En términos de disciplina, el Celta no se queda atrás: reparte sus amarillas con un pico notable entre el 46-60 (20.83%) y el 76-90 (19.44%), lo que refuerza la idea de un partido áspero en el tramo medio y final. Ambos equipos llegan con antecedentes de rojas en momentos calientes: el Athletic concentra un 28.57% de sus expulsiones entre el 61-75 y otro 14.29% entre el 46-60, mientras que el Celta ha visto su única roja en el intervalo 46-60. En un encuentro igualado, la gestión emocional y del ritmo era casi tan importante como cualquier ajuste táctico.

Desde la pizarra, el Athletic buscó compensar sus carencias ofensivas. En total, el equipo ha marcado 41 goles con una media global de 1.1 por partido, y ha terminado sin anotar en 13 encuentros (5 en casa). Ante un Celta que suma 9 porterías a cero en la temporada (6 de ellas como visitante), la misión era clara: acelerar por fuera con Iñaki Williams atacando el espacio, Berenguer rompiendo hacia dentro y Guruzeta fijando centrales para liberar segundas jugadas. La presencia de Unai Gómez como mediapunta añadía una capa de creatividad entre líneas, necesaria ante una defensa de tres que tiende a proteger bien el área.

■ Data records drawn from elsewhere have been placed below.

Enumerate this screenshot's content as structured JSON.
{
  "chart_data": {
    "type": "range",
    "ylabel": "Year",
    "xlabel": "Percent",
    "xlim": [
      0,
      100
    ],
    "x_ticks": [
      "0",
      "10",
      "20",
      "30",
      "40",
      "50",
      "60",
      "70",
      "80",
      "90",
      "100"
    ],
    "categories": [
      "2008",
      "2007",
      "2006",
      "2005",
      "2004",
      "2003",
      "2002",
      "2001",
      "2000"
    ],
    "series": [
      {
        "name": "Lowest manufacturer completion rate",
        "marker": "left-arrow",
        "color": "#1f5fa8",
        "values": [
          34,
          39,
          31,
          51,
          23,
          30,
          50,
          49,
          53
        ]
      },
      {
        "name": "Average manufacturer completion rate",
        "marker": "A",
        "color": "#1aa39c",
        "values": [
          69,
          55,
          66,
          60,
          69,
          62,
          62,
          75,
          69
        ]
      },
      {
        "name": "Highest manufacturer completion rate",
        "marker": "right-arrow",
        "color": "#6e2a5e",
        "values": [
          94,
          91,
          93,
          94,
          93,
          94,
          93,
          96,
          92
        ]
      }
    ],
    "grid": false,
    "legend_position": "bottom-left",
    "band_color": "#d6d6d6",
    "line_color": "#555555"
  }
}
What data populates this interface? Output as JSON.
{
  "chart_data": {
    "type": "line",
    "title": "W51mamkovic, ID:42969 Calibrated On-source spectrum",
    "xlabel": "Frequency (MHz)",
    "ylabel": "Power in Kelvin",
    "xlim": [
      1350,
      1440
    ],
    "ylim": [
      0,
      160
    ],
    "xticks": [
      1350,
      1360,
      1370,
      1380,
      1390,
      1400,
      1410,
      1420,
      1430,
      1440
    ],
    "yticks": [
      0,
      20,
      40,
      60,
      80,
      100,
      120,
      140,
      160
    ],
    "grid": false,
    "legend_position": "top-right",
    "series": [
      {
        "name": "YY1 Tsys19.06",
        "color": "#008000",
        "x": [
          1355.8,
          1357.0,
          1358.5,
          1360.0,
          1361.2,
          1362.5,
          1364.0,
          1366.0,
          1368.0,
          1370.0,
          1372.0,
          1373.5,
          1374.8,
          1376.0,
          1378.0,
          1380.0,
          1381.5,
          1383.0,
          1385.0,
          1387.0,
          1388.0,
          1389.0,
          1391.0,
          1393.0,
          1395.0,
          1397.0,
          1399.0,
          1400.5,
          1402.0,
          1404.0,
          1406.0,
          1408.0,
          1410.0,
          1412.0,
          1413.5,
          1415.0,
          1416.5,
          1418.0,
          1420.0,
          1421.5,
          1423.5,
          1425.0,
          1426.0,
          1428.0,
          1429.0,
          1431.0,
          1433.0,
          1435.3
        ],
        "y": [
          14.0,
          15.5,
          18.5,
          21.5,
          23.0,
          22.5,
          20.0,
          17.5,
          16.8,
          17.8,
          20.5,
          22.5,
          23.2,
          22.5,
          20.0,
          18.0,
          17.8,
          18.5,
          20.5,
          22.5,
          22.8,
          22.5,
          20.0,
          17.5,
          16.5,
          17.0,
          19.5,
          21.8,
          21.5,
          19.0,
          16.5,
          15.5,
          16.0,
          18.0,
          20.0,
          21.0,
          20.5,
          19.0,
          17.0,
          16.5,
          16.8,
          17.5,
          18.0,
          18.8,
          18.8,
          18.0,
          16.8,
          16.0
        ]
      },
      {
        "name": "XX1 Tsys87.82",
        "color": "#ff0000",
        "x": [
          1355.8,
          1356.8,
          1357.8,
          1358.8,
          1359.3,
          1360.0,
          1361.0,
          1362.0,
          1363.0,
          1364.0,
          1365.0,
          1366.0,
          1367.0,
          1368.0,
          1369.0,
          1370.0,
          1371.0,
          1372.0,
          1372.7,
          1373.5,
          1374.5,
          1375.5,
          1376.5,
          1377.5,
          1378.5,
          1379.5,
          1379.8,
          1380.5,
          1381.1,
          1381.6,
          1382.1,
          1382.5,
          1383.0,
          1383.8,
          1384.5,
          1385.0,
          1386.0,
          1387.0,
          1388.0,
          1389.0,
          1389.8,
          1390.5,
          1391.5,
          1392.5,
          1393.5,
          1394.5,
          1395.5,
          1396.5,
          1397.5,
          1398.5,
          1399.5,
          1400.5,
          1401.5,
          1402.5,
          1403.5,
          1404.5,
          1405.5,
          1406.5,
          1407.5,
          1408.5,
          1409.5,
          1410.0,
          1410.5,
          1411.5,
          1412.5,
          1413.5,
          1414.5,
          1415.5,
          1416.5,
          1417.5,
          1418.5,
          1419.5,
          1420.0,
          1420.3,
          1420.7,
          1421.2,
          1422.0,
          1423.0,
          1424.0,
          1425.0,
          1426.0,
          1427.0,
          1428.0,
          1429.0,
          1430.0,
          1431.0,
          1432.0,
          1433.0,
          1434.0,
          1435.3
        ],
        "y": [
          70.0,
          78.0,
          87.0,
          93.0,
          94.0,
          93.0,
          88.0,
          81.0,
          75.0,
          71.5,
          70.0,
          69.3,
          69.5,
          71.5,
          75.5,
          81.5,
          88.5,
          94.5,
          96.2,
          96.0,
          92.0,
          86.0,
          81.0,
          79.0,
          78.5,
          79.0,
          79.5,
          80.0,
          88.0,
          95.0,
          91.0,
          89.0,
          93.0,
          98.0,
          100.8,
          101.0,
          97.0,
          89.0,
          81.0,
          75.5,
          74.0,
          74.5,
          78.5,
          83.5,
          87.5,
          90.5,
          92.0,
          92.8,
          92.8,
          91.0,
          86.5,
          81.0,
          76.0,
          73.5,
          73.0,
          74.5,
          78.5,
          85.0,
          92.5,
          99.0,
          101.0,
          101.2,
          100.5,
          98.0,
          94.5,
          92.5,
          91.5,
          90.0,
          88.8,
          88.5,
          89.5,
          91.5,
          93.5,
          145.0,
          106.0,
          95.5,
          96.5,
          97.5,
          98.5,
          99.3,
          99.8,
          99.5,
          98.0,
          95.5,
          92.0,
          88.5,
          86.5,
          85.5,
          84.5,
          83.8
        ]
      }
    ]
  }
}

El Celta, por su parte, confió en su solidez viajera. Sus 24 goles marcados y 20 encajados fuera, con una media de 1.3 a favor y 1.1 en contra, hablan de un equipo que gestiona bien los contextos cerrados. Con Ilaix Moriba y F. López dando equilibrio interior, el plan pasaba por atraer al bloque del Athletic hacia un lado y atacar el lado débil con cambios de orientación hacia Rueda y Swedberg, mientras Borja Iglesias fijaba a los centrales para abrir pasillos interiores a Jutglà.

En una lectura de pronóstico estadístico, el reparto de puntos encaja con la tendencia: un Athletic que sufre en defensa (1.5 goles encajados de media en total) pero que en casa reduce daños, frente a un Celta que optimiza sus viajes y mantiene un diferencial positivo como visitante. En términos de xG esperable —a partir de sus medias de goles a favor y en contra— el escenario previo apuntaba a un partido de marcadores cortos, con ligera ventaja estructural celeste por su equilibrio atrás y la pegada de Borja Iglesias, compensada por el empuje de San Mamés y la fiabilidad del 4-2-3-1 de Valverde.

El 1-1 final no solo refleja el guion de la tarde; resume, en 90 minutos, la esencia de la temporada de ambos: un Athletic que compite pero paga caro sus lagunas defensivas y sus ausencias arriba, y un Celta que, desde la solidez y el orden, ha aprendido a vivir cómodo en la frontera europea.